Primary LanguageRustMIT LicenseMIT

Build Status Code style: black

pycrdt

CRDTs based on Yrs.

Install

pip install pycrdt

Usage

pycrdt offers the following shared data types:

  • Text: a type similar to a str.
  • Array: a type similar to a list.
  • Map: a type similar to a dict.

You can initialize them with their Python built-in counterparts:

from pycrdt import Text, Array, Map

text0 = Text("Hello")
array0 = Array([0, "foo"])
map0 = Map({"key0": "value0"})

But they are pretty useless on their own. They are just placeholders waiting to be inserted in a shared document. Only then do they really become useful:

from pycrdt import Doc

doc = Doc()
doc["text0"] = text0
doc["array0"] = array0
doc["map0"] = map0

Now you can operate on them as you would expect, for instance:

text0 += ", World!"
array0.append("bar")
map0["key1"] = "value1"

Note that an Array and a Map can hold other shared data types:

map1 = Map({"foo": 1})
array1 = Array([5, 6, 7])

array0.append(map1)
map0["key2"] = array1

Every change to doc (a modified/added/deleted value) will generate an update in the form of some encoded binary data. You can listen to these updates and send them on the wire, so that they can be applied to a remote document.

We say that text0, array0 and map0 are root types of doc. When they got inserted into doc, we gave them a name. For instance, text0 was inserted under "text0". This is how a remote document will retrieve the root types of the document, after applying the received updates:

from pycrdt import Doc, Text, Array, Map

remote_doc = Doc()
remote_doc.apply_updates(updates)

text0 = Text()
array0 = Array()
map0 = Map()
remote_doc["text0"] = text0
remote_doc["array0"] = array0
remote_doc["map0"] = map0

You could say that there is nothing fancy here, it's just about encoding data changes so that they can be applied on another object. But this is where the magic of CRDTs comes into play. Their algorithm ensures that if some changes are done concurrently on different objects representing the same data (for instance on different machines), applying the changes will lead to the same data on all objects. Without such algorithms, this property doesn't hold due to the fact that changes depend on the order in which they are applied, and that they take time to travel on the wire.
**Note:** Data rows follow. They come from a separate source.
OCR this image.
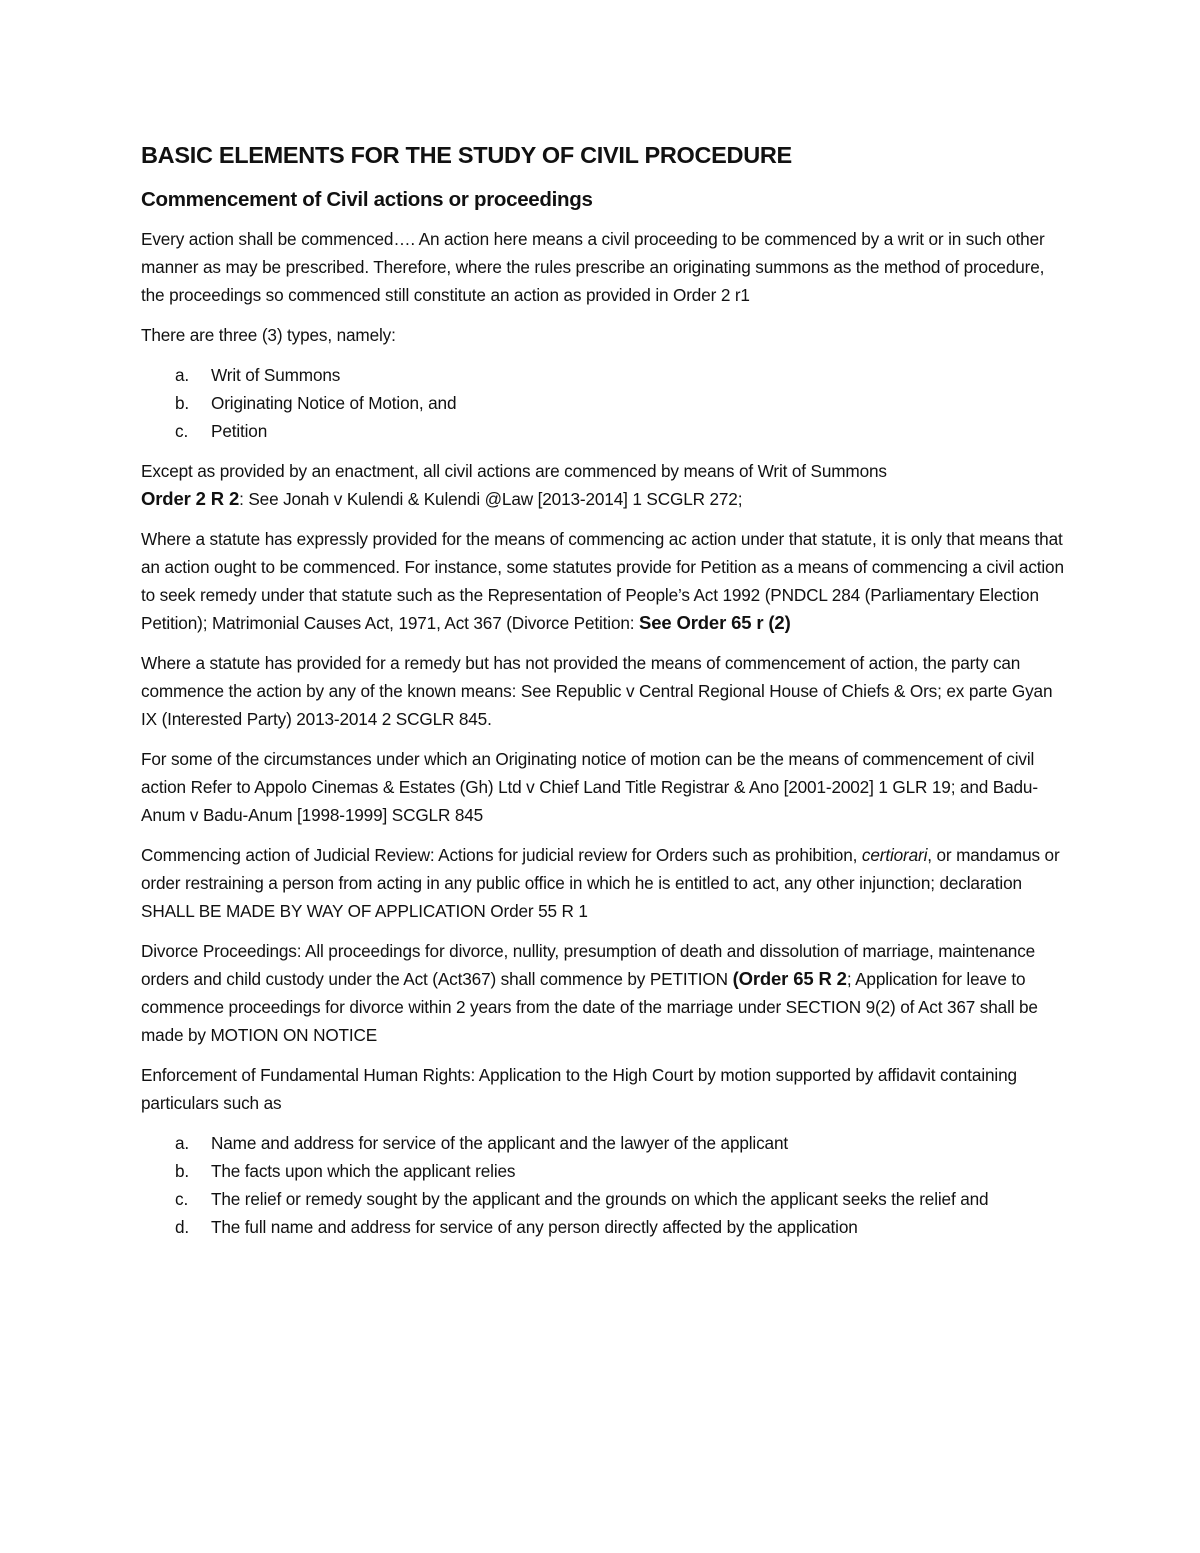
BASIC ELEMENTS FOR THE STUDY OF CIVIL PROCEDURE
Commencement of Civil actions or proceedings

Every action shall be commenced…. An action here means a civil proceeding to be commenced by a writ or in such other manner as may be prescribed. Therefore, where the rules prescribe an originating summons as the method of procedure, the proceedings so commenced still constitute an action as provided in Order 2 r1

There are three (3) types, namely:

a. Writ of Summons
b. Originating Notice of Motion, and
c. Petition

Except as provided by an enactment, all civil actions are commenced by means of Writ of Summons
Order 2 R 2: See Jonah v Kulendi & Kulendi @Law [2013-2014] 1 SCGLR 272;

Where a statute has expressly provided for the means of commencing ac action under that statute, it is only that means that an action ought to be commenced. For instance, some statutes provide for Petition as a means of commencing a civil action to seek remedy under that statute such as the Representation of People’s Act 1992 (PNDCL 284 (Parliamentary Election Petition); Matrimonial Causes Act, 1971, Act 367 (Divorce Petition: See Order 65 r (2)

Where a statute has provided for a remedy but has not provided the means of commencement of action, the party can commence the action by any of the known means: See Republic v Central Regional House of Chiefs & Ors; ex parte Gyan IX (Interested Party) 2013-2014 2 SCGLR 845.

For some of the circumstances under which an Originating notice of motion can be the means of commencement of civil action Refer to Appolo Cinemas & Estates (Gh) Ltd v Chief Land Title Registrar & Ano [2001-2002] 1 GLR 19; and Badu-Anum v Badu-Anum [1998-1999] SCGLR 845

Commencing action of Judicial Review: Actions for judicial review for Orders such as prohibition, certiorari, or mandamus or order restraining a person from acting in any public office in which he is entitled to act, any other injunction; declaration SHALL BE MADE BY WAY OF APPLICATION Order 55 R 1

Divorce Proceedings: All proceedings for divorce, nullity, presumption of death and dissolution of marriage, maintenance orders and child custody under the Act (Act367) shall commence by PETITION (Order 65 R 2; Application for leave to commence proceedings for divorce within 2 years from the date of the marriage under SECTION 9(2) of Act 367 shall be made by MOTION ON NOTICE

Enforcement of Fundamental Human Rights: Application to the High Court by motion supported by affidavit containing particulars such as

a. Name and address for service of the applicant and the lawyer of the applicant
b. The facts upon which the applicant relies
c. The relief or remedy sought by the applicant and the grounds on which the applicant seeks the relief and
d. The full name and address for service of any person directly affected by the application
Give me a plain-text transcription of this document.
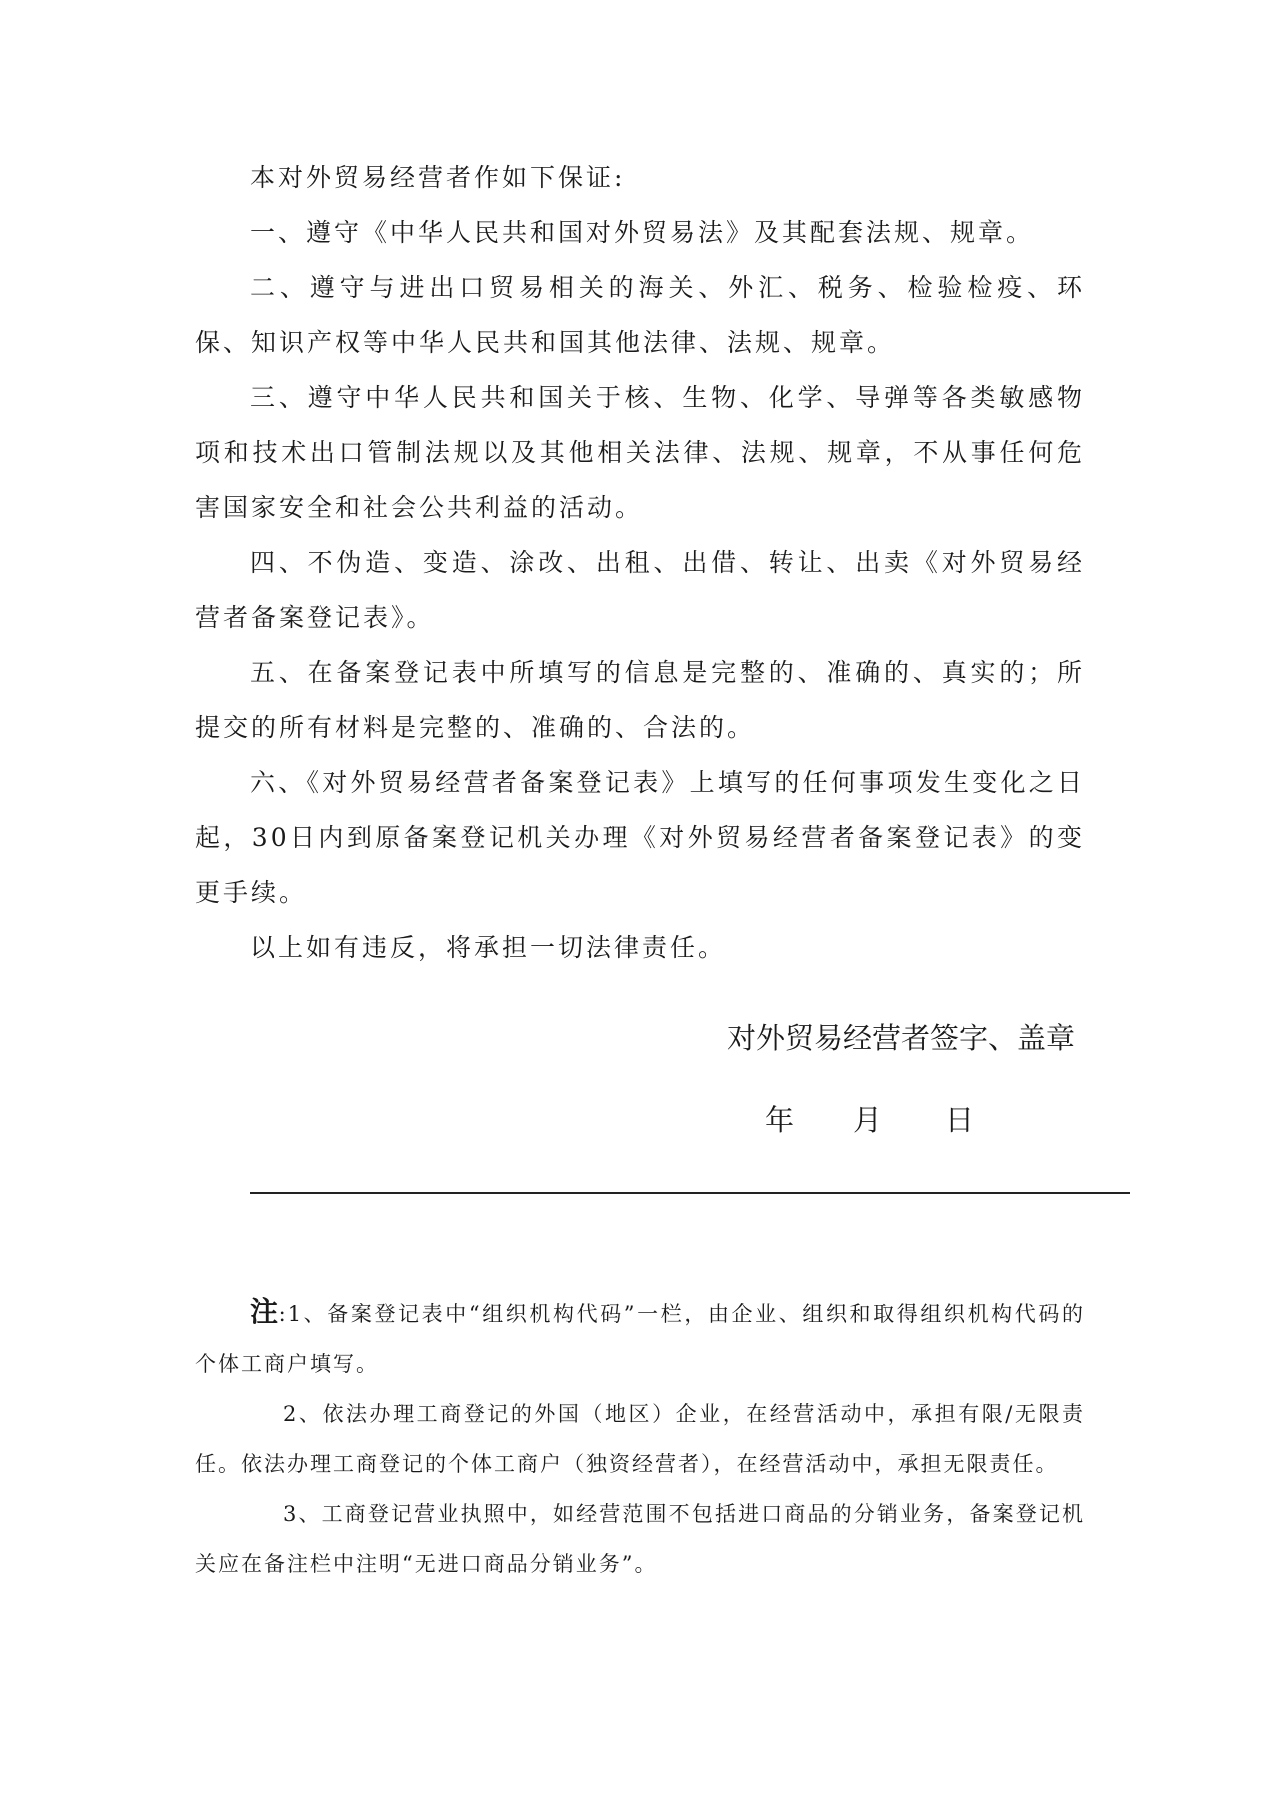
本对外贸易经营者作如下保证:

一、遵守《中华人民共和国对外贸易法》及其配套法规、规章。

二、遵守与进出口贸易相关的海关、外汇、税务、检验检疫、环保、知识产权等中华人民共和国其他法律、法规、规章。

三、遵守中华人民共和国关于核、生物、化学、导弹等各类敏感物项和技术出口管制法规以及其他相关法律、法规、规章，不从事任何危害国家安全和社会公共利益的活动。

四、不伪造、变造、涂改、出租、出借、转让、出卖《对外贸易经营者备案登记表》。

五、在备案登记表中所填写的信息是完整的、准确的、真实的；所提交的所有材料是完整的、准确的、合法的。

六、《对外贸易经营者备案登记表》上填写的任何事项发生变化之日起，30日内到原备案登记机关办理《对外贸易经营者备案登记表》的变更手续。

以上如有违反，将承担一切法律责任。

对外贸易经营者签字、盖章
年 月 日

注:1、备案登记表中“组织机构代码”一栏，由企业、组织和取得组织机构代码的个体工商户填写。

2、依法办理工商登记的外国（地区）企业，在经营活动中，承担有限/无限责任。依法办理工商登记的个体工商户（独资经营者），在经营活动中，承担无限责任。

3、工商登记营业执照中，如经营范围不包括进口商品的分销业务，备案登记机关应在备注栏中注明“无进口商品分销业务”。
The most common example is inserting a different character on a text editor on two machines. Say we start with a blank page on both editors, and the user on machine A inserts "a" at the same time the user on machine B inserts "b". After receiving the other user's update, if no special care is taken, machine A will show "ba" and machine B will show "ab". In other words, their document states will diverge, and thus users won't collaborate on the same document anymore. CRDTs ensure that documents don't diverge, their shared documents will eventually have the same state. It will arbitrary be "ab" or "ba", but it will be the same on both machines.